В первые послевоенные годы американские эскимосы еще приезжали к нам. Не только согласно старым обычаям, но и по особому соглашению между нашими странами.
С началом так называемой «холодной войны» эти встречи прекратились. А жаль. Такого рода контакты создавали в Беринговом проливе атмосферу дружбы и мирного соседства, уходящих корнями в далекое прошлое.
Но еще более полезными эти встречи были для поддержания духа здорового соперничества среди хранителей и исполнителей старинных танцев, сказаний, в традиционных спортивных состязаниях.
После этого я время от времени видел Нутетеина, пока не уехал учиться в Ленинград.
Нутетеин оставался, как и все знаменитые певцы и танцоры Берингова пролива, морским охотником. Это был источник его существования. Кстати, он был далеко не одинок в этом. Продолжал охотиться и его вечный соперник и друг, мой дальний родич Атык из Улака.
Однако в те времена, когда я работал в газете и был уже автором первых книг, главным направлением всякой художественной жизни было ускоренное движение вперед.

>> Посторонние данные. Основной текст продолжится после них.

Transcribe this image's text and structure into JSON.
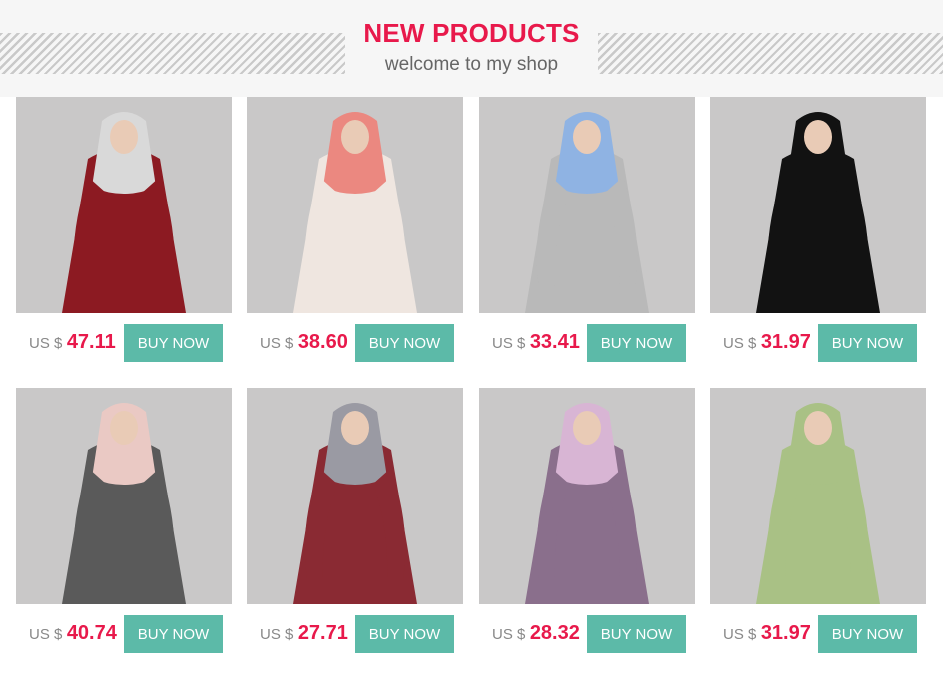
{
  "header": {
    "title": "NEW PRODUCTS",
    "subtitle": "welcome to my shop"
  },
  "products": [
    {
      "currency": "US $",
      "price": "47.11",
      "button": "BUY NOW",
      "dress": "#8c1a22",
      "scarf": "#d9d9d9"
    },
    {
      "currency": "US $",
      "price": "38.60",
      "button": "BUY NOW",
      "dress": "#efe6e0",
      "scarf": "#eb8880"
    },
    {
      "currency": "US $",
      "price": "33.41",
      "button": "BUY NOW",
      "dress": "#b9b9b9",
      "scarf": "#8fb3e3"
    },
    {
      "currency": "US $",
      "price": "31.97",
      "button": "BUY NOW",
      "dress": "#121212",
      "scarf": "#121212"
    },
    {
      "currency": "US $",
      "price": "40.74",
      "button": "BUY NOW",
      "dress": "#5a5a5a",
      "scarf": "#eac9c4"
    },
    {
      "currency": "US $",
      "price": "27.71",
      "button": "BUY NOW",
      "dress": "#8a2a33",
      "scarf": "#9a9aa3"
    },
    {
      "currency": "US $",
      "price": "28.32",
      "button": "BUY NOW",
      "dress": "#8a6f8c",
      "scarf": "#d8b5d4"
    },
    {
      "currency": "US $",
      "price": "31.97",
      "button": "BUY NOW",
      "dress": "#a9c185",
      "scarf": "#a9c185"
    }
  ]
}
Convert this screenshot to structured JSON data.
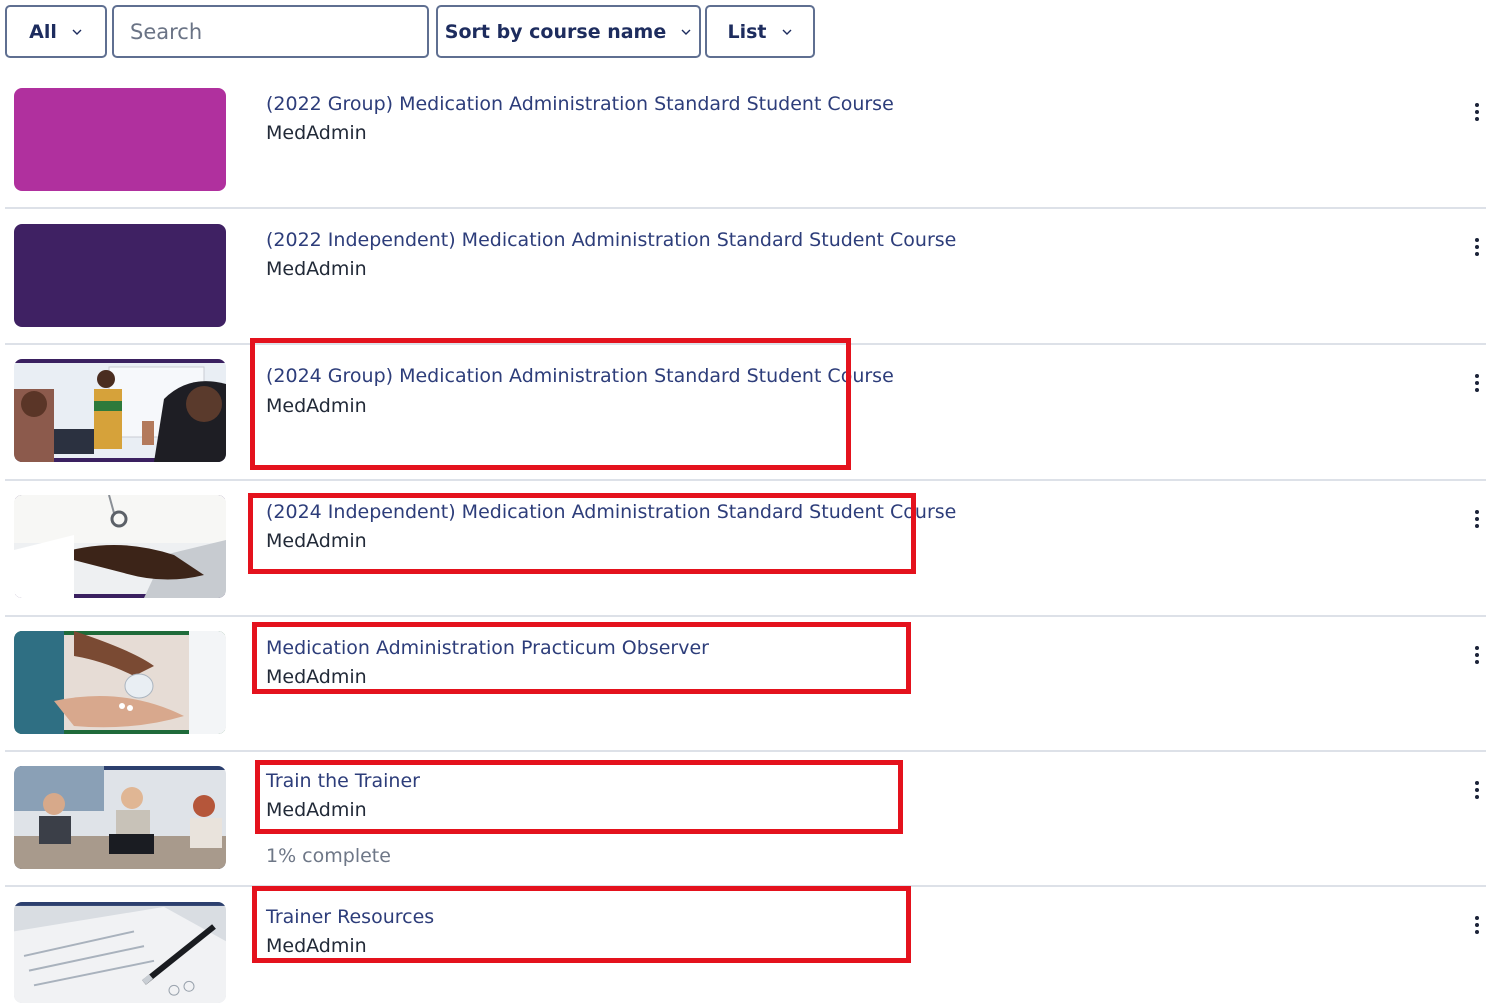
{
  "toolbar": {
    "filter_label": "All",
    "search_placeholder": "Search",
    "sort_label": "Sort by course name",
    "view_label": "List"
  },
  "courses": [
    {
      "title": "(2022 Group) Medication Administration Standard Student Course",
      "category": "MedAdmin",
      "thumbnail": "solid-magenta",
      "thumb_color": "#b0309e"
    },
    {
      "title": "(2022 Independent) Medication Administration Standard Student Course",
      "category": "MedAdmin",
      "thumbnail": "solid-purple",
      "thumb_color": "#3f2163"
    },
    {
      "title": "(2024 Group) Medication Administration Standard Student Course",
      "category": "MedAdmin",
      "thumbnail": "classroom-photo"
    },
    {
      "title": "(2024 Independent) Medication Administration Standard Student Course",
      "category": "MedAdmin",
      "thumbnail": "stethoscope-laptop-photo"
    },
    {
      "title": "Medication Administration Practicum Observer",
      "category": "MedAdmin",
      "thumbnail": "pills-in-hand-photo"
    },
    {
      "title": "Train the Trainer",
      "category": "MedAdmin",
      "thumbnail": "meeting-photo",
      "progress_text": "1% complete",
      "progress": 1
    },
    {
      "title": "Trainer Resources",
      "category": "MedAdmin",
      "thumbnail": "clipboard-pen-photo"
    }
  ],
  "highlight_color": "#e4121d"
}
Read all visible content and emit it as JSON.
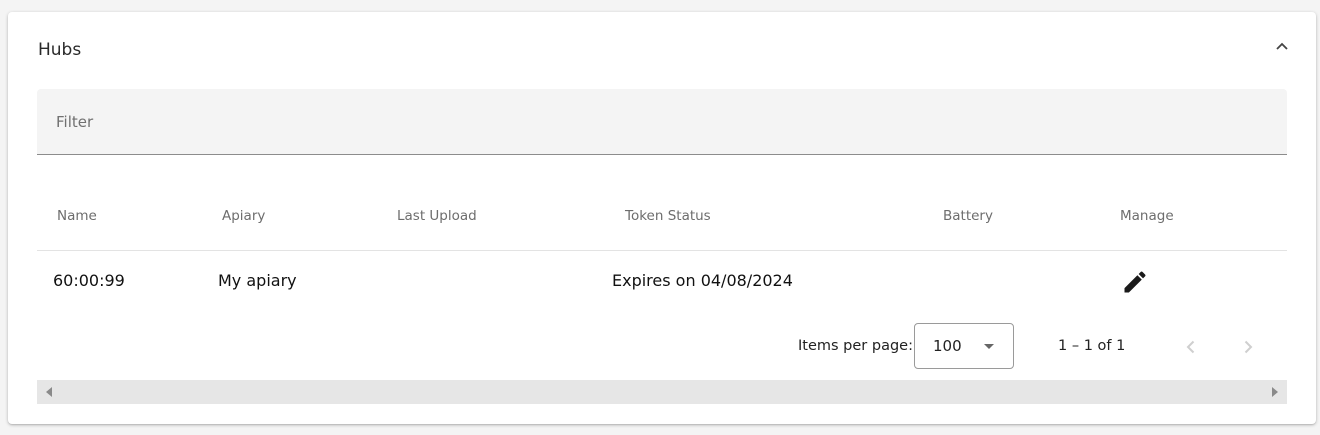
{
  "panel": {
    "title": "Hubs"
  },
  "filter": {
    "placeholder": "Filter",
    "value": ""
  },
  "table": {
    "columns": [
      "Name",
      "Apiary",
      "Last Upload",
      "Token Status",
      "Battery",
      "Manage"
    ],
    "rows": [
      {
        "name": "60:00:99",
        "apiary": "My apiary",
        "last_upload": "",
        "token_status": "Expires on 04/08/2024",
        "battery": ""
      }
    ]
  },
  "paginator": {
    "items_per_page_label": "Items per page:",
    "items_per_page_value": "100",
    "range_label": "1 – 1 of 1"
  },
  "icons": {
    "collapse": "chevron-up-icon",
    "edit": "pencil-icon",
    "prev": "chevron-left-icon",
    "next": "chevron-right-icon"
  },
  "colors": {
    "page_background": "#f4f4f4",
    "card_background": "#ffffff",
    "filter_background": "#f4f4f4"
  }
}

Заключалось оно в том, чтобы в кратчайший срок освоить современные и передовые музыкальные инструменты: гармонь, баян, гитару, мандолину и балалайку, а если крупно повезет, то и пианино! Эти современные инструменты должны были мало-помалу вытеснить древний бубен, изделие из гнутого на пару дерева и кожи особо выделанного моржового желудка. Но не это было главным в негативном отношении к бубну, главным было его шаманское происхождение. Ведь шаманский бубен и тот, что сопровождал не только обычные, но и новые песни и танцы о пятилетке, новом магазине, о Красной Армии, были совершенно одинаковыми, и это рождало путаницу в идеологической борьбе.
Кроме того, древние песни с их загадочными, часто непонятными словами казались подозрительными. Даже танцы и песни, прославлявшие приезжих продавцов пушной фактории, плотников и штукатуров, летчиков и милиционеров не убедили сторонников повой культурной революции в способности древнего чукотского и эскимосского искусства отражать современную жизнь.
И все же бубен жил. Время от времени он появлялся как нежелательный архаический элемент во время традиционных празднеств: Спуска Байдар перед весенней морской охотой и других. Звучал он тихо, тайком, в летние светлые вечера в новеньких рубленых избушках, которые в на чале пятидесятых и шестидесятых годах заменили в прибрежных селениях яранги.
На ту пору приходится и драматическое переселение нуукэнских эскимосов в исконно чукотское селение Нунэкмун, у створа залива Лаврентия.
Идея эта родилась в Магаданском облисполкоме, не без участия того самого Ивана Петровича Кистяковского, который сегодня пил чай в кабинете начальника Лаврентьевского аэропорта.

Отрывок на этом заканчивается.